Sunday, March 30, 2014

Why it matters.

As I’m sure I have said enough lately…the book is out very soon.  I’ve been anticipating this release for months.  It’s been a surreal experience mostly.  An anxiety-inducing experience.  And an exciting experience, for sure.  And right now, I want to tell you why my book matters.
Absolved is a story about forgiveness. And I want to share thoughts regarding forgiveness.  I’ll start with reminding you of how the word “forgive” is defined:

:to stop feeling anger toward (someone who has done something wrong): to stop blaming (someone)
:to stop feeling anger about (something): to forgive someone for (something wrong)
:to stop requiring payment of (money that is owed)

We’ve all had our share of experience with needing to forgive.  Even early in life, after fighting with childhood friends or siblings.  I still remember being forced to hug my sisters after a fight.  It was almost worse than the fight itself, having to show affection when I was angry.  However, we always forgave each other and became friends again, and it was easy then.  We were young and didn’t hold grudges.

Of course it isn’t as easy to forgive when you grow up.  Sometimes hurt turns into anger, and anger doesn’t allow much else to creep in.  We know forgiveness is a good thing, but our pride gets in the way.  The world offers this phrase: “forgive, but never forget.” 

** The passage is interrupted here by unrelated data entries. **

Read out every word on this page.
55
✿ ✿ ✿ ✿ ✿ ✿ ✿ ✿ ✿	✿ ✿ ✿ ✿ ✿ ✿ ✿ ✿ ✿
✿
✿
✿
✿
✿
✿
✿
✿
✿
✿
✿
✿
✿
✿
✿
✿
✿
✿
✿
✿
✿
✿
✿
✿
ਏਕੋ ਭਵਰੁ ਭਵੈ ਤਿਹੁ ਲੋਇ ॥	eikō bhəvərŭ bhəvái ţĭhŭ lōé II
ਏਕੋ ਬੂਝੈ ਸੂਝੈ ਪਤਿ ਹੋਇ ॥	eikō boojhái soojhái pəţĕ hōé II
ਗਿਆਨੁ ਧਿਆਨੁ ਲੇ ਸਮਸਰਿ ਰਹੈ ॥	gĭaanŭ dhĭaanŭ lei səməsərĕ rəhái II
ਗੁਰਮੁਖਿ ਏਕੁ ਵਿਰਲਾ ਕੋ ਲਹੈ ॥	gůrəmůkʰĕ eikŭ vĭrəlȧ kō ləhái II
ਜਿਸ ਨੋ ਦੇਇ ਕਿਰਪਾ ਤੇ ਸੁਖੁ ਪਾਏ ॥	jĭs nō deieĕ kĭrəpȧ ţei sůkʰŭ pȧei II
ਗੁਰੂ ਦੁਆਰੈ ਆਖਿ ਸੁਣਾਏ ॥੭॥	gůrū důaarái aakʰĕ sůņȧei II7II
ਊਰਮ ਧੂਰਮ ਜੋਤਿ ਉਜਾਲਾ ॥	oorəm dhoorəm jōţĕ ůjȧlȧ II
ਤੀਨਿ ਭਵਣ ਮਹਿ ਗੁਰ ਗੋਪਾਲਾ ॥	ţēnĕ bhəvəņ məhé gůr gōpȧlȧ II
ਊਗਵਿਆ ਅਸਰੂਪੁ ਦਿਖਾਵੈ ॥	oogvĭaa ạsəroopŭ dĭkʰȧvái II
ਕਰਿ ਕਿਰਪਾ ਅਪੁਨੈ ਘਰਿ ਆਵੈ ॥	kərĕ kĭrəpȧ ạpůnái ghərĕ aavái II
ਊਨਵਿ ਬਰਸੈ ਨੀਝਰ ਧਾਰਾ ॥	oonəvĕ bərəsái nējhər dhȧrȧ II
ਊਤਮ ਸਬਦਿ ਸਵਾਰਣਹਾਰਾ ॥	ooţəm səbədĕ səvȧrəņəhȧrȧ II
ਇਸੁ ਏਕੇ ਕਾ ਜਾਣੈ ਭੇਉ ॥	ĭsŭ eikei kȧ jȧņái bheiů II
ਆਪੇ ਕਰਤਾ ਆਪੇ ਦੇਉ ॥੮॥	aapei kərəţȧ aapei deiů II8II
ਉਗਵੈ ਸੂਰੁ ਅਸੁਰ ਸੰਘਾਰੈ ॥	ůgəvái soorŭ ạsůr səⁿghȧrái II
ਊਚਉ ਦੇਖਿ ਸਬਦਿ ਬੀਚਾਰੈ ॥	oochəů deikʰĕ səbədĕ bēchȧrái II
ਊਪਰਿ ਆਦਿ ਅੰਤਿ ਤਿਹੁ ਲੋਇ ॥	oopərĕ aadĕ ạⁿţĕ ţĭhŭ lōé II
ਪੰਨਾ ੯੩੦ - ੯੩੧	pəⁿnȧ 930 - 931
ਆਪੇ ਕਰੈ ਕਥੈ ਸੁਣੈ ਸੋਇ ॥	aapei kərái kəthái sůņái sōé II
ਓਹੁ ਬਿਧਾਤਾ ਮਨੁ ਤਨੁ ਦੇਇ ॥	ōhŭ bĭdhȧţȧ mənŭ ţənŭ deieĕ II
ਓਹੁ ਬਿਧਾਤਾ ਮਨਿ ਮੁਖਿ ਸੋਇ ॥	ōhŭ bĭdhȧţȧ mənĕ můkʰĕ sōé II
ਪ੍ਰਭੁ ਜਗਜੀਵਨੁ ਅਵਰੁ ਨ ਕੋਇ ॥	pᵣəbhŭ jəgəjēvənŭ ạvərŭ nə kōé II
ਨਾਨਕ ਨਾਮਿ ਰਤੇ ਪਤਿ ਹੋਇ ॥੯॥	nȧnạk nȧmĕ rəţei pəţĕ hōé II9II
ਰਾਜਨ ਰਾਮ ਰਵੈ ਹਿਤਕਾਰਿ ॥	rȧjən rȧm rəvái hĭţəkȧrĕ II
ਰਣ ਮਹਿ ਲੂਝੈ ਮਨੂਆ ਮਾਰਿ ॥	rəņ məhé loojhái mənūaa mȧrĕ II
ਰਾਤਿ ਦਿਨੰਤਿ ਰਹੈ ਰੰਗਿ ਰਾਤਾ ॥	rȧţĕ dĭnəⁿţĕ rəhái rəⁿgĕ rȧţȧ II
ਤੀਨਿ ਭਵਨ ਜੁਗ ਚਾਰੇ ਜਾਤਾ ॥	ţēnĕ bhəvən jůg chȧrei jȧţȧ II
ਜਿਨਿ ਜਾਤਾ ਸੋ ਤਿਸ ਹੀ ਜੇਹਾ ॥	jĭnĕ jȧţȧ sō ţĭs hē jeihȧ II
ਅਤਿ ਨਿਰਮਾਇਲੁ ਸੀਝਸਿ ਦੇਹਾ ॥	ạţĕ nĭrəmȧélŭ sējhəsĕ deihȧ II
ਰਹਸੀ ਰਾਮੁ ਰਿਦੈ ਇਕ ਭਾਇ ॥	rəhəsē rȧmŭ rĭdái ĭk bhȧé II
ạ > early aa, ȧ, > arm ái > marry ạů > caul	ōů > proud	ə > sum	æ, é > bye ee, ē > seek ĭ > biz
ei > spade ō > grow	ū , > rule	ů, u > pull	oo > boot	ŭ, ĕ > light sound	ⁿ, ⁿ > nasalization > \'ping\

“Forgive, but never forget.”  This is an interesting one.  Is it true forgiveness if you’re holding on the memory of the hurt?  And why exactly are you supposed to remember the wrong, if you’re forgiving it?  If, as the dictionary tells us, to forgive is to stop feeling anger toward someone, or to stop blaming someone….why are we holding on to the memory?  It baffles me that this is a common mentality regarding forgiveness.  And I can’t help but think of what we are commanded, as Christians, to do.
We are to love one another.  Forgive one another.  How many of us recite the Lord’s Prayer?  As a Catholic, I say it during every mass.  I also say it daily while praying the rosary.  “…and forgive us our sins as we forgive those who trespassed against us…”  Ah.  Yes.  We are to forgive others.  And I’m not sure Jesus intended for us to “forgive, but never forget.”  After all, he paid a pretty big price so that we could be forgiven. 

Psalm 103:12
“As far as the east is from the west, so far has He removed our transgressions from us.”

 This verse is reassuring to me.  And after a good confession, I do not feel as though I’m being told “Now, Christy, you’re forgiven this time, but I’m going to remember this!”  No, I don’t feel that way at all.  I feel like the sin was taken away, and forgotten.  I feel free from it.  I feel true forgiveness.

Wouldn’t it be lovely if we could always forgive each other in that way?  This is what I strive for in my marriage.  We’ve had our struggles in the past, but I think my husband and I are pretty decent at the moving on, and not bringing up old arguments thing.  Lately I’ve been the one in need of his forgiveness.  I’m very pregnant, very hormonal, and NOT always very nice.  But the man has been patient with me…and after I apologize, he accepts.  He doesn’t say “Yeah, okay, you’re sorry and I accept…but blah blah blah, you made me angry, blah blah blah.”  He just accepts.  And we move on.  It’s pretty awesome. 

It’s often a hard concept, forgiving someone…especially when the hurt is really deep.  I’ve only listed a couple of minor examples.  You could be reading them and thinking maybe it doesn’t apply to you, because the hurt you’re experiencing doesn’t compare to a silly marital spat. I understand that.  My main character in Absolved struggled for years because she simply didn’t know how to go about the whole forgiveness thing.

I don’t think it has to be difficult though, when we truly give it to God.  If you believe in Him all things are possible, surely you can believe He can help you to forgive.  Or to ask for forgiveness, if you are on the other side of things.  It is such a beautiful grace that is available to each of us.  And such a freeing grace.

 I hope by reading my book readers feel encouraged to embrace what true forgiveness is.  It can repair broken relationships, it can take away pain, it can bring us closer to God.  It is important, and it matters.